De wolf en de kraanvogel
Annelie van Steenbergen, tekst en illustraties

In de meeste sprookjes, fabels en volksverhalen in de westerse cultuur is de wolf de kwaaie pier. Niets bevredigender dan bij eigen misstappen of dommigheden de schuld in de schoenen van deze onverlaat te schuiven. Denk alleen maar aan de naïeve Roodkapje die de raad van haar moeder in de wind slaat en daardoor slachtoffer wordt van deze gemenerik. Of aan de gemakzuchtige biggetjes, die hun huisje van stro of hout bouwen. Het verstandige biggetje dat zichzelf beschermt en zijn huisje van steen bouwt heeft niet veel te vrezen van dit hongerige dier. Voor het gemak vergeten we zijn trouw en solidariteit, we zien zijn moed en leiderschap aan voor agressiviteit. Zijn onafhankelijkheid en vrijheidsdrang maken ons bang, zijn flexibiliteit en aanpassingsvermogen drukken ons met de neus op de behoefte ons vast te klampen aan vertrouwde zaken en omstandigheden. Zo verwachten we bij voorbaat dat in een conflict tussen een wolf en een kraanvogel de vogel het wel bij het rechte eind zal hebben. Kraanvogels zijn immers niet zomaar vogels. Ze zijn prachtig en imposant. De grootste kunnen 1,5 meter lang worden en hun vleugels hebben een spanwijdte tot soms 2,5 meter. Ze hebben een lange nek en een luchtpijp van 1,5 meter die voor de helft opgerold ligt in hun borstbeen. Daardoor produceren ze een afschrikwekkend lawaai dat aan een soort rauw trompetgeschal doet denken. Niet voor niets noemt Homerus ze in de Ilias als hij het geschreeuw van het aanvallende leger van de Trojanen vergelijkt met het schreeuwen van de kranen.[1]

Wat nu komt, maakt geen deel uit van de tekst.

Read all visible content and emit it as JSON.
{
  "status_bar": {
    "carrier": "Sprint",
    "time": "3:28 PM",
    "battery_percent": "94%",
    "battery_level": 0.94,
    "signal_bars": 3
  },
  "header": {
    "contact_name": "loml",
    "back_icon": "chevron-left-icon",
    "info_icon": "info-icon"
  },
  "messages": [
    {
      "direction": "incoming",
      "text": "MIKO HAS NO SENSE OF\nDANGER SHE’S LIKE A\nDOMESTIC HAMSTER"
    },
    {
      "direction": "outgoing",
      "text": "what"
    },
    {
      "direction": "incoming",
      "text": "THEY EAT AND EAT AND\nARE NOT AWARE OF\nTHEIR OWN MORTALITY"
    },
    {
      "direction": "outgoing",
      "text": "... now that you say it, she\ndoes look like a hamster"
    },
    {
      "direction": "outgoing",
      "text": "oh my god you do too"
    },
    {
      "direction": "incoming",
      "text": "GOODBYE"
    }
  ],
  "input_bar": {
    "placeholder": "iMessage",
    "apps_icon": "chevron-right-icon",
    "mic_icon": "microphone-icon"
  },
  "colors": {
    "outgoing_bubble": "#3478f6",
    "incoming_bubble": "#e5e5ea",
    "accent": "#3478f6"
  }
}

In de meeste culturen zijn ze sterk verbonden met eigenschappen als geluk, liefde, kracht, spirituele wijsheid en waakzaamheid. In Chinese legendes is het zelfs een heilig dier, dat alleen door de keizer mocht worden gehouden. Daardoor is het ook een symbool van adel, eer en waardigheid.

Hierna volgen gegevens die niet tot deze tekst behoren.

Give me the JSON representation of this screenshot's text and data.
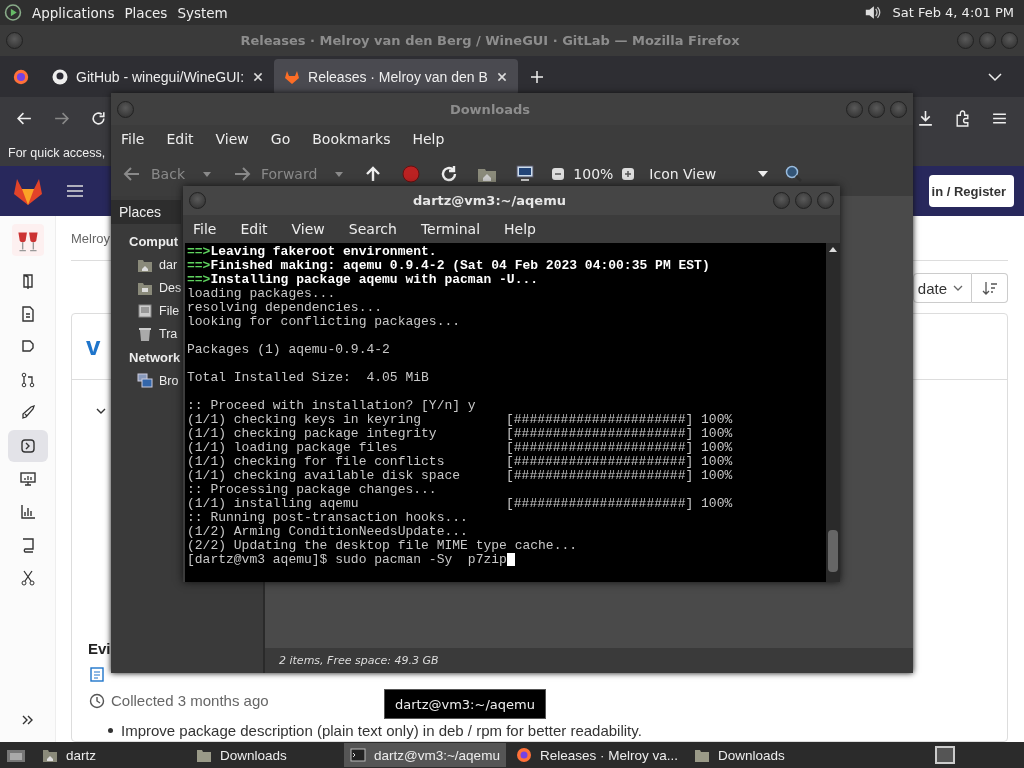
{
  "top_panel": {
    "menus": [
      "Applications",
      "Places",
      "System"
    ],
    "clock": "Sat Feb 4, 4:01 PM"
  },
  "firefox": {
    "title": "Releases · Melroy van den Berg / WineGUI · GitLab — Mozilla Firefox",
    "tabs": [
      {
        "label": "GitHub - winegui/WineGUI:",
        "kind": "github",
        "selected": false
      },
      {
        "label": "Releases · Melroy van den B",
        "kind": "gitlab",
        "selected": true
      }
    ],
    "bookmarks_hint": "For quick access,",
    "gitlab": {
      "sign_in": "in / Register",
      "nav": [
        {
          "kind": "project",
          "selected": false
        },
        {
          "kind": "repository",
          "selected": false
        },
        {
          "kind": "issues",
          "selected": false
        },
        {
          "kind": "merge",
          "selected": false
        },
        {
          "kind": "cicd",
          "selected": false
        },
        {
          "kind": "deploy",
          "selected": true
        },
        {
          "kind": "monitor",
          "selected": false
        },
        {
          "kind": "analytics",
          "selected": false
        },
        {
          "kind": "wiki",
          "selected": false
        },
        {
          "kind": "snippets",
          "selected": false
        }
      ],
      "breadcrumb": "Melroy",
      "sort_label": "date",
      "release_title": "v",
      "evidence_heading": "Evi",
      "collected": "Collected 3 months ago",
      "notes": [
        "Improve package description (plain text only) in deb / rpm for better readability."
      ]
    }
  },
  "downloads": {
    "title": "Downloads",
    "menu": [
      "File",
      "Edit",
      "View",
      "Go",
      "Bookmarks",
      "Help"
    ],
    "nav_buttons": [
      {
        "label": "Back",
        "kind": "back",
        "disabled": true
      },
      {
        "label": "Forward",
        "kind": "forward",
        "disabled": true
      }
    ],
    "zoom": "100%",
    "view": "Icon View",
    "places_header": "Places",
    "sections": [
      {
        "title": "Comput",
        "items": [
          {
            "label": "dar",
            "kind": "home"
          },
          {
            "label": "Des",
            "kind": "desktop"
          },
          {
            "label": "File",
            "kind": "filesystem"
          },
          {
            "label": "Tra",
            "kind": "trash"
          }
        ]
      },
      {
        "title": "Network",
        "items": [
          {
            "label": "Bro",
            "kind": "network"
          }
        ]
      }
    ],
    "status": "2 items, Free space: 49.3 GB"
  },
  "terminal": {
    "title": "dartz@vm3:~/aqemu",
    "menu": [
      "File",
      "Edit",
      "View",
      "Search",
      "Terminal",
      "Help"
    ],
    "blocks": [
      [
        {
          "kind": "step",
          "marker": "==>",
          "text": "Leaving fakeroot environment."
        },
        {
          "kind": "step",
          "marker": "==>",
          "text": "Finished making: aqemu 0.9.4-2 (Sat 04 Feb 2023 04:00:35 PM EST)"
        },
        {
          "kind": "step",
          "marker": "==>",
          "text": "Installing package aqemu with pacman -U..."
        },
        {
          "kind": "plain",
          "text": "loading packages..."
        },
        {
          "kind": "plain",
          "text": "resolving dependencies..."
        },
        {
          "kind": "plain",
          "text": "looking for conflicting packages..."
        }
      ],
      [
        {
          "kind": "plain",
          "text": "Packages (1) aqemu-0.9.4-2"
        }
      ],
      [
        {
          "kind": "plain",
          "text": "Total Installed Size:  4.05 MiB"
        }
      ],
      [
        {
          "kind": "plain",
          "text": ":: Proceed with installation? [Y/n] y"
        },
        {
          "kind": "progress",
          "text": "(1/1) checking keys in keyring",
          "bar": "[######################]",
          "percent": "100%"
        },
        {
          "kind": "progress",
          "text": "(1/1) checking package integrity",
          "bar": "[######################]",
          "percent": "100%"
        },
        {
          "kind": "progress",
          "text": "(1/1) loading package files",
          "bar": "[######################]",
          "percent": "100%"
        },
        {
          "kind": "progress",
          "text": "(1/1) checking for file conflicts",
          "bar": "[######################]",
          "percent": "100%"
        },
        {
          "kind": "progress",
          "text": "(1/1) checking available disk space",
          "bar": "[######################]",
          "percent": "100%"
        },
        {
          "kind": "plain",
          "text": ":: Processing package changes..."
        },
        {
          "kind": "progress",
          "text": "(1/1) installing aqemu",
          "bar": "[######################]",
          "percent": "100%"
        },
        {
          "kind": "plain",
          "text": ":: Running post-transaction hooks..."
        },
        {
          "kind": "plain",
          "text": "(1/2) Arming ConditionNeedsUpdate..."
        },
        {
          "kind": "plain",
          "text": "(2/2) Updating the desktop file MIME type cache..."
        },
        {
          "kind": "prompt",
          "text": "[dartz@vm3 aqemu]$ sudo pacman -Sy  p7zip"
        }
      ]
    ]
  },
  "tooltip": "dartz@vm3:~/aqemu",
  "taskbar": {
    "items": [
      {
        "label": "dartz",
        "kind": "home",
        "selected": false
      },
      {
        "label": "Downloads",
        "kind": "folder",
        "selected": false
      },
      {
        "label": "dartz@vm3:~/aqemu",
        "kind": "terminal",
        "selected": true
      },
      {
        "label": "Releases · Melroy va...",
        "kind": "browser",
        "selected": false
      },
      {
        "label": "Downloads",
        "kind": "folder",
        "selected": false
      }
    ]
  }
}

Tegenwoordig zijn kraanvogels in onze streken vrij zeldzaam, maar in de klassieke oudheid, de tijd dat Aesopus (ca. 620 v.o.j. – 500 v.o.j.) zijn beroemde fabels vertelde, waren ze regelmatig te zien terwijl ze met honderden tegelijk luid krijsend overvlogen. Het is mogelijk dat Aesopus meer dan eens getuige was van de indrukwekkende kraanvogeldans, die de vogels al hoogspringend uitvoeren. In ieder geval is het zeker dat hij de kraanvogel hoger achtte dan de wolf, getuige zijn fabel over De Wolf en de Kraanvogel.[2] In deze fabel is de wolf het ultieme voorbeeld van de slechte en domme mens.
Waar gaat het in De Wolf en de Kraanvogel precies over? Aesopus vertelt dat een wolf een schaap had doodgebeten en verslonden. Daarbij bleef er een bot in zijn keel steken, dat hem vreselijke pijn deed.

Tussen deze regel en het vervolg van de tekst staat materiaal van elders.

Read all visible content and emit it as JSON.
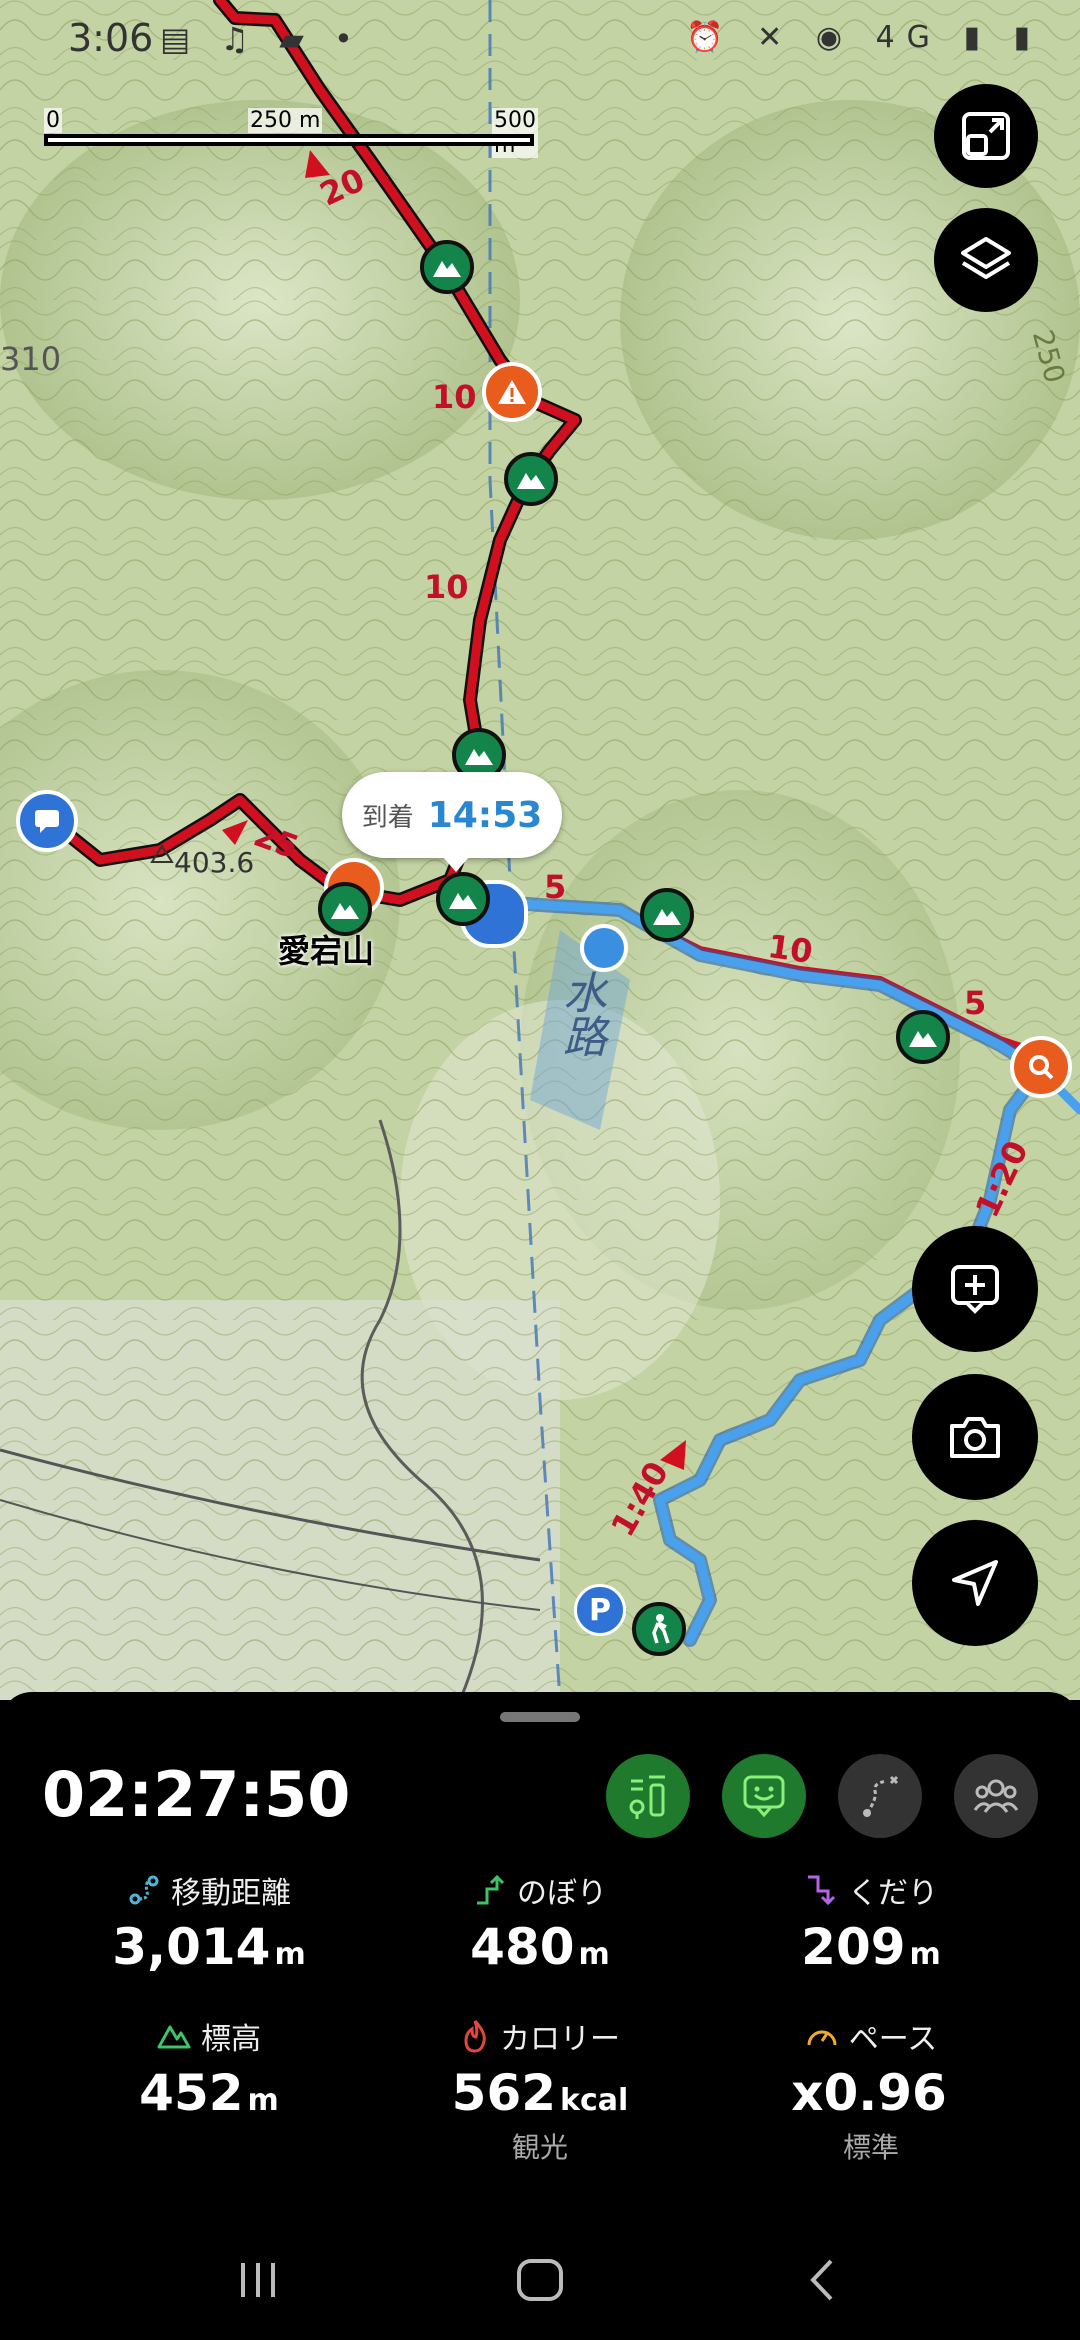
{
  "status_bar": {
    "time": "3:06",
    "network": "4G"
  },
  "map": {
    "scale": {
      "zero": "0",
      "mid": "250 m",
      "end": "500 m"
    },
    "contour_labels": [
      "310",
      "250"
    ],
    "spot_height": "403.6",
    "peak_name": "愛宕山",
    "route_numbers": {
      "n20": "20",
      "n10a": "10",
      "n10b": "10",
      "n25": "25",
      "n5a": "5",
      "n10c": "10",
      "n5b": "5",
      "t120": "1:20",
      "t140": "1:40"
    },
    "arrival": {
      "label": "到着",
      "time": "14:53"
    },
    "map_text": {
      "water": "水路"
    }
  },
  "sheet": {
    "elapsed": "02:27:50",
    "stats": [
      {
        "label": "移動距離",
        "value": "3,014",
        "unit": "m",
        "sub": ""
      },
      {
        "label": "のぼり",
        "value": "480",
        "unit": "m",
        "sub": ""
      },
      {
        "label": "くだり",
        "value": "209",
        "unit": "m",
        "sub": ""
      },
      {
        "label": "標高",
        "value": "452",
        "unit": "m",
        "sub": ""
      },
      {
        "label": "カロリー",
        "value": "562",
        "unit": "kcal",
        "sub": "観光"
      },
      {
        "label": "ペース",
        "value": "x0.96",
        "unit": "",
        "sub": "標準"
      }
    ]
  },
  "colors": {
    "route_red": "#d0101e",
    "route_blue": "#3a8fe0",
    "poi_green": "#14854a",
    "active_mode": "#1f7a2e"
  }
}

Toen hij dit voelde, smeekte de wolf de kraanvogel om het bot uit zijn keel te trekken. De kraanvogel stak haar hals in zijn keel en trok het bot eruit. De wolf was direct genezen. – Aldus Aesopus.

Iedereen blij, zou je denken. De wolf is verlost van het bot en de kraanvogel heeft zijn goede daad van die dag verricht. Maar nee. Voor wat, hoort wat, denkt de kraanvogel, want vervolgens verlangt hij van de wolf zijn loon.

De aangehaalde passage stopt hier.